安装NCCL依赖，参考https://blog.csdn.net/lwplwf/article/details/82788818
创建一个新的conda环境，并激活

conda create -n ttfnet python=3.6 
conda activate ttfnet

Clone项目

git clone https://github.com/ZJULearning/ttfnet.git
cd ttfnet

安装依赖Python库

# 安装Cython
conda install cython 
# 安装其他依赖
pip install -v -e .

2.测试单张图像

下载模型
在项目主页上下载所需的模型，例如TTFNet-53 (2x)
测试脚本，在tool文件下新建一个脚本，写入：

from mmdet.apis import init_detector, inference_detector, show_result
import mmcv

config_file = '../configs/ttfnet/ttfnet_d53_2x.py' # 网络配置文件
checkpoint_file = '../checkpoints/ttfnet53_2x-b381dd.pth' # 刚刚下载的模型文件地址

# build the model from a config file and a checkpoint file
model = init_detector(config_file, checkpoint_file, device='cuda:0')

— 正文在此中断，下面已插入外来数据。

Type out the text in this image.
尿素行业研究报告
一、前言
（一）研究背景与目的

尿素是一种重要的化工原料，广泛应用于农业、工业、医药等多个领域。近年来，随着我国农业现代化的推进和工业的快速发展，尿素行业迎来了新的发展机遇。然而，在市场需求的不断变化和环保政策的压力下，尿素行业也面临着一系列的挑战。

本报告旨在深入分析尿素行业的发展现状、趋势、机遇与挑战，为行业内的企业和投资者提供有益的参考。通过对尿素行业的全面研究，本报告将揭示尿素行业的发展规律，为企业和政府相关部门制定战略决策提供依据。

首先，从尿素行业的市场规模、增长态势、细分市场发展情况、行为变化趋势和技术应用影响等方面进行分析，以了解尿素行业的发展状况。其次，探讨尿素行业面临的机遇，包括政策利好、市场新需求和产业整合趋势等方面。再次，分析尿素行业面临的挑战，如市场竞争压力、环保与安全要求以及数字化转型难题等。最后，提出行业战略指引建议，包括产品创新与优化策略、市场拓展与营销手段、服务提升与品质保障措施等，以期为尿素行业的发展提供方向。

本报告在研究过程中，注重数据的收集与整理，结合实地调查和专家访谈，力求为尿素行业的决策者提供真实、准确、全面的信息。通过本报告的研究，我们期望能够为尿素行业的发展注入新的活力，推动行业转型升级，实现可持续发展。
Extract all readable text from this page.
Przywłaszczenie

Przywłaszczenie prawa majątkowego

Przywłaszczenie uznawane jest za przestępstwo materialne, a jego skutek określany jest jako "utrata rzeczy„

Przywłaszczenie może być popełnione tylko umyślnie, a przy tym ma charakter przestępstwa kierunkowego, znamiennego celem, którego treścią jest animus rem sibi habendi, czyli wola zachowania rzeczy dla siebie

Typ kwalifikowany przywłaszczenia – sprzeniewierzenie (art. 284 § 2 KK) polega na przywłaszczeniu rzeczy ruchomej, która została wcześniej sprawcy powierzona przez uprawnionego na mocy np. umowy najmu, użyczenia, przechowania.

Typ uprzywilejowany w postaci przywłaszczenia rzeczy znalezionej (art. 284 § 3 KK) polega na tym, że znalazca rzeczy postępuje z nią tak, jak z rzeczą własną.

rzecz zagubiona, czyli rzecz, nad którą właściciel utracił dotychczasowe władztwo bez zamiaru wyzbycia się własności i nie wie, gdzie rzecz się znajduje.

# test a single image and show the results
img = '../images/pose.jpg' # 测试图像地址
# or img = mmcv.imread(img), which will only load it once
result = inference_detector(model, img)
show_result(img, result, model.CLASSES)

# test a list of images and write the results to image files
#imgs = ['../images/16004479832_a748d55f21_k.jpg', #'../images/17790319373_bd19b24cfc_k.jpg']
#for i, result in enumerate(inference_detector(model, imgs)):
#    show_result(imgs[i], result, model.CLASSES, out_file='result_{}.jpg'.format(i))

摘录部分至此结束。